Texto e fotos: José Garrancho, in Portimão Jornal nº64


A melhor escola é copiar os grandes mestres. O Ruben, com 70 anos, ainda copiava o Ticiano. Ia ali buscar qualquer coisa para se complementar. E esta malta, agora, não. A palavra mais vilipendiada do nosso tempo é ‘artista’. Até um jogador é artista”.

É desta forma que Fernando José Pires de Sousa, com 69 anos, inicia a conversa com o Portimão Jornal. Confidencia ter começado a desenhar desde a mais tenra idade, com a mãe a gritar-lhe para não riscar as paredes. Com 13 anos, abandonou a sua terra natal, Chaves, indo com a família para Moçambique, onde os outros miúdos lhe tiravam os lápis, porque os dele é que pintavam bem.

“Nem sabia que a arte existia! Só no secundário, quando comecei a estudar história, é que descobri e comecei a interessar-me pelos artistas, a estudá-los, mas sempre com uma ideia: aprender por mim próprio”, conta.

Considera que o “ensino académico é bom, mas preferia descobrir” por si “como eles faziam”. A partir dos 15 anos, começou a ter consciência de que o seu caminho era este. “Juntava-me com outros moços que pintavam e os estudos começaram a ficar para trás. Foi uma bronca com a família, mas aos 18 anos estava decidido. Depois, descobri uma escola privada de pintura, apoiada pela Câmara de Lourenço Marques, onde os mestres eram o Malangatana, artista plástico e poeta moçambicano famoso, o António Quadros e o João Paulo. Fui para lá, porque uma professora viu o meu trabalho e convenceu-me. No entanto, só queria aprender o abecedário da arte, a técnica da composição, nada mais”, recorda.

Regressado a Portugal, após o 25 de Abril, fixou-se em Portimão, onde já viviam a irmã e o cunhado. Mas esta não foi a única razão para ter tomado esta decisão.

“Está a ver este céu azul? Fiquei apaixonado pela luz e pelas pessoas e não me fui embora por causa disso. Fui convidado a ir para a Alemanha, mas não quis abandonar o meu país.
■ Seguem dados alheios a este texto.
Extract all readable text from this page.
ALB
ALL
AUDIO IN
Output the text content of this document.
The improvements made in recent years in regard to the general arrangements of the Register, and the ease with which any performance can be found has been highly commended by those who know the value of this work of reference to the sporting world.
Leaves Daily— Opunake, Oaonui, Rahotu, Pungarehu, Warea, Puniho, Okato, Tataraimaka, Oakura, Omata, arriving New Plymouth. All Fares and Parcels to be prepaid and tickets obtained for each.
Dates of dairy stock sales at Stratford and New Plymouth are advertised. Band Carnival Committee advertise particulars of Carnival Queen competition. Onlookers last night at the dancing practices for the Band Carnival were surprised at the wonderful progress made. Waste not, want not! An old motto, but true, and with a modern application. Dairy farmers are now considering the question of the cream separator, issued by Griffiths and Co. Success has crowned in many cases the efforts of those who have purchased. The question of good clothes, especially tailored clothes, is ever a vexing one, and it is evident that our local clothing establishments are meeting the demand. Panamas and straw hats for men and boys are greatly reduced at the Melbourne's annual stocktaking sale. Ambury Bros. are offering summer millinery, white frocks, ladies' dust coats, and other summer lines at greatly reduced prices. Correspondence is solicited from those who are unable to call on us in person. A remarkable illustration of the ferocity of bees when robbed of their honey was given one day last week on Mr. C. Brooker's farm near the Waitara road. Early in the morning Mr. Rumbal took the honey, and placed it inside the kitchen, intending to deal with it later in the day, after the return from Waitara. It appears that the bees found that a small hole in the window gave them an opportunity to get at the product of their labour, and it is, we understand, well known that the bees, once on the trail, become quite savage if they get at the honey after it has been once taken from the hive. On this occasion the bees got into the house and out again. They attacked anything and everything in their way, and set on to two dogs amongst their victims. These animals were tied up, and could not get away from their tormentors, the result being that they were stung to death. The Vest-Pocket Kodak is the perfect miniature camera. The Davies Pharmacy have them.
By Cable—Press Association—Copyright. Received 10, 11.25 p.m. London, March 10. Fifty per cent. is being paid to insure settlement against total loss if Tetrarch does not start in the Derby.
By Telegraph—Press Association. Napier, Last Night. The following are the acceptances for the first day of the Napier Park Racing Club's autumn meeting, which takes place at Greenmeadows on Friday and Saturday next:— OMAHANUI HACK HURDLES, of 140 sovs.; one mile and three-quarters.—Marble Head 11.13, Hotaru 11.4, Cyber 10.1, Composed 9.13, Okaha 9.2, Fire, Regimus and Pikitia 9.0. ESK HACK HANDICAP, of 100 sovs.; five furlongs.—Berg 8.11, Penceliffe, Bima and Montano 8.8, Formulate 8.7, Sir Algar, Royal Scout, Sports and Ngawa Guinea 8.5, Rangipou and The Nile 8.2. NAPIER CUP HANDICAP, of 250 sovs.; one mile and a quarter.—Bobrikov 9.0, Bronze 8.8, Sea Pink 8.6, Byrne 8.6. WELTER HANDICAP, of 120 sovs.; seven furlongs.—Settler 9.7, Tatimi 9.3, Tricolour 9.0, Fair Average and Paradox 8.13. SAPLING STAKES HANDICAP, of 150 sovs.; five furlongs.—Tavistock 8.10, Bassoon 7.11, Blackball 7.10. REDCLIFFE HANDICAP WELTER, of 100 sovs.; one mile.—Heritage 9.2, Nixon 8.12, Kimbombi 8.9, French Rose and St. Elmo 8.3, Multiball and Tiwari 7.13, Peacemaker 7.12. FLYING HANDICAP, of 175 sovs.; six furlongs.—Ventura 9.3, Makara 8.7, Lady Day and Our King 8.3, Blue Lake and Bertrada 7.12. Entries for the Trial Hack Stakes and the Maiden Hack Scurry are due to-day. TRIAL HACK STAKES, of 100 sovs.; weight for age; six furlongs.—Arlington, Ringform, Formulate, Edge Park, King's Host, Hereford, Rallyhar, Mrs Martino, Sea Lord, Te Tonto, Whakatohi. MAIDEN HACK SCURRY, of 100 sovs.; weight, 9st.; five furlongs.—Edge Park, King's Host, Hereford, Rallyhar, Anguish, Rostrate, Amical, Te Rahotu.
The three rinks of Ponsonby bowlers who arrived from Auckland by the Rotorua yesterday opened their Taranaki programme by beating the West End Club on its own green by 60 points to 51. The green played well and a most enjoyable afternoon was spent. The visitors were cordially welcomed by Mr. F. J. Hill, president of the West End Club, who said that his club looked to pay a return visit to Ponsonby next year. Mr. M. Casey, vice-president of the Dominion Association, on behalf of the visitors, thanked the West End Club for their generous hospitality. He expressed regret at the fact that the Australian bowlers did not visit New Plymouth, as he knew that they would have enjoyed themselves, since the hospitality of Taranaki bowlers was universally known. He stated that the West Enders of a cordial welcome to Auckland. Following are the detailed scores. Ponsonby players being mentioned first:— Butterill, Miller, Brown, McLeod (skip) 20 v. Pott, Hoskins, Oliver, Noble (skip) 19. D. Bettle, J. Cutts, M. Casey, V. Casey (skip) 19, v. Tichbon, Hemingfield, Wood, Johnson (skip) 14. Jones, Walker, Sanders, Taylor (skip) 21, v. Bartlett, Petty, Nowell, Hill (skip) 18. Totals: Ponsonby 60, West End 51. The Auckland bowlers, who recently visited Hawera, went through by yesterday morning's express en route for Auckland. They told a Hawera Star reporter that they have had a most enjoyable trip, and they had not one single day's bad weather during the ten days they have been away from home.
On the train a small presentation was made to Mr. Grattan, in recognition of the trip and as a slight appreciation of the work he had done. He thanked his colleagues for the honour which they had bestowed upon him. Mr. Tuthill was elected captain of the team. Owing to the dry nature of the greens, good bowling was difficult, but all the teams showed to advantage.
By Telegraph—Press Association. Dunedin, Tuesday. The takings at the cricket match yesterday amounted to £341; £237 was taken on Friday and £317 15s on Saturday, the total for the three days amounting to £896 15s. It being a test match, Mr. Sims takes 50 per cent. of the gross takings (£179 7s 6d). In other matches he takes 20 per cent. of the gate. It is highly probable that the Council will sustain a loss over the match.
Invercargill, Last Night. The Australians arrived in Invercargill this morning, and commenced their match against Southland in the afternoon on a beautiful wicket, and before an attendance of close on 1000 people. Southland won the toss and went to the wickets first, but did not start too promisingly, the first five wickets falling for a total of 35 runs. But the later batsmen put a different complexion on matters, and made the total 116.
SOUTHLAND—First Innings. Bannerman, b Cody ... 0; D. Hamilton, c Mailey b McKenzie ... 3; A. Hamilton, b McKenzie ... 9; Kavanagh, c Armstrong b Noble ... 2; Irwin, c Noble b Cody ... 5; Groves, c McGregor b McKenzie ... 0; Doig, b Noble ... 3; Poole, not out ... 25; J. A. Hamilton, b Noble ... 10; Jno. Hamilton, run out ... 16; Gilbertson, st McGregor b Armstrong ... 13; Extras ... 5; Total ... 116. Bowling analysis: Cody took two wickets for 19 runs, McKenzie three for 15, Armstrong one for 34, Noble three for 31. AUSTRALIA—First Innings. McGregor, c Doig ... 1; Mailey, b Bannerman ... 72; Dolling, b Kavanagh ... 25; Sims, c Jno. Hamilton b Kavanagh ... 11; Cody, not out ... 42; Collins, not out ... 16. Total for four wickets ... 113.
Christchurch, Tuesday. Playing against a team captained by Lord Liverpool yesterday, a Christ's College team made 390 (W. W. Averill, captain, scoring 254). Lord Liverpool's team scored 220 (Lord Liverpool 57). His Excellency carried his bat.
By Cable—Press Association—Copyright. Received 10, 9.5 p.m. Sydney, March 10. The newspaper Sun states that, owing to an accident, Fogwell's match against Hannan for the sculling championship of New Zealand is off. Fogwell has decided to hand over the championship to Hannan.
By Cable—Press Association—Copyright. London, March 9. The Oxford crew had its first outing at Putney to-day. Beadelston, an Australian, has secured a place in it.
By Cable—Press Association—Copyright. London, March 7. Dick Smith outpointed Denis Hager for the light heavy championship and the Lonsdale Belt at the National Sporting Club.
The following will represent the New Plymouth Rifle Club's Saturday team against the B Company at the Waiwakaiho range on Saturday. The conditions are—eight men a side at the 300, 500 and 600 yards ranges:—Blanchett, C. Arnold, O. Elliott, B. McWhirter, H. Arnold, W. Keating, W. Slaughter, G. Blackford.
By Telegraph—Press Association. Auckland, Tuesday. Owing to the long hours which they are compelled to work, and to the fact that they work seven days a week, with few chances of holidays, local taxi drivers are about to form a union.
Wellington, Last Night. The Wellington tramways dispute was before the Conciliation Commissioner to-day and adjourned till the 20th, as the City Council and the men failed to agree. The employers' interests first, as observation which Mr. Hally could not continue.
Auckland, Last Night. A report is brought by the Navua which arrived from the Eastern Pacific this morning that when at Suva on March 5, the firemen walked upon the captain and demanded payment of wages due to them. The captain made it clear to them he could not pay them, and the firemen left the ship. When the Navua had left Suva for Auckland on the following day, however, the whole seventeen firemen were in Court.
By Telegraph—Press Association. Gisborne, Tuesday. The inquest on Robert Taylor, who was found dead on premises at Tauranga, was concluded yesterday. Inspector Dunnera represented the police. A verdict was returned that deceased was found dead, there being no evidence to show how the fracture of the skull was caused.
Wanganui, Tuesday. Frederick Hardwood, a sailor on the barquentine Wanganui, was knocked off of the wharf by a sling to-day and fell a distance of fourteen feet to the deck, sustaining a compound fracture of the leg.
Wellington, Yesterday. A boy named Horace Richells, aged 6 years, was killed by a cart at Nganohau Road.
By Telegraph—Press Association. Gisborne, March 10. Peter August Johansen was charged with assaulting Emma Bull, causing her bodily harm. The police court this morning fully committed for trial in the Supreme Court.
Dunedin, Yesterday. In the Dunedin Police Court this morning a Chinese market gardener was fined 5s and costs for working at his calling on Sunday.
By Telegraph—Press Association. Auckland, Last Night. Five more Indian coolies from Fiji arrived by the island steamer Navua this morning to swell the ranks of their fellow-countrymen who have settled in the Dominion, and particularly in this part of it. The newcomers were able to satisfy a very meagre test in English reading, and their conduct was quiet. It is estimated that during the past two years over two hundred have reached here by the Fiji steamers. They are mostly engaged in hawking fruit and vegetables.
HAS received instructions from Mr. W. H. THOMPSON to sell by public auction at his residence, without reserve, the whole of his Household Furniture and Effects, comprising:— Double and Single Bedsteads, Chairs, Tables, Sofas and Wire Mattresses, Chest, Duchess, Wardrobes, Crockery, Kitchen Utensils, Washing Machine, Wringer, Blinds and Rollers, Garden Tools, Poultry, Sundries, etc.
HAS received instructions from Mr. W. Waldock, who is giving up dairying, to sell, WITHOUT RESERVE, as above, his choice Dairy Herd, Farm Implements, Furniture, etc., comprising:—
O que me prejudicou imenso, porque lá faria outras coisas e aqui tive de fazer estas ‘porcarias’ para os turistas, como outros já faziam, senão ‘levava porrada’”.

Assim, Pires de Sousa tem vivido permanentemente num dilema: fazer as obras de arte que deseja ou aquelas que se vendem facilmente e lhe permitem viver, porque o tempo e o dinheiro não chegam para executar ambas.

“Felizmente, as pessoas têm evoluído, já compram outro tipo de obras e, se começasse agora, seria diferente. Também há o fator preço. Não posso vender um quadro com valor artístico pelo preço dos outros. Depois, começo a pensar que não o vou vender e fico pendurado com o dinheiro que gastei, porque as telas e as tintas são muito caras. Tenho de tirar proveito do meu trabalho”, explica.

Quando o Portimão Jornal questiona se as pessoas olham para a obra ou para o preço, antes de comprar, responde que depende da bolsa de cada um. “Depende do ambiente. No Algarve, não há colecionadores, nem mercado de arte. Houve, em tempos, em São Lourenço, de um alemão. Mas o homem morreu e aquilo fechou. Fazemos para o turista que quer levar uma recordação. Hoje, já se interessam pela arte abstrata, pintura criativa. Mas, se passa dos mil euros, já não se vende”.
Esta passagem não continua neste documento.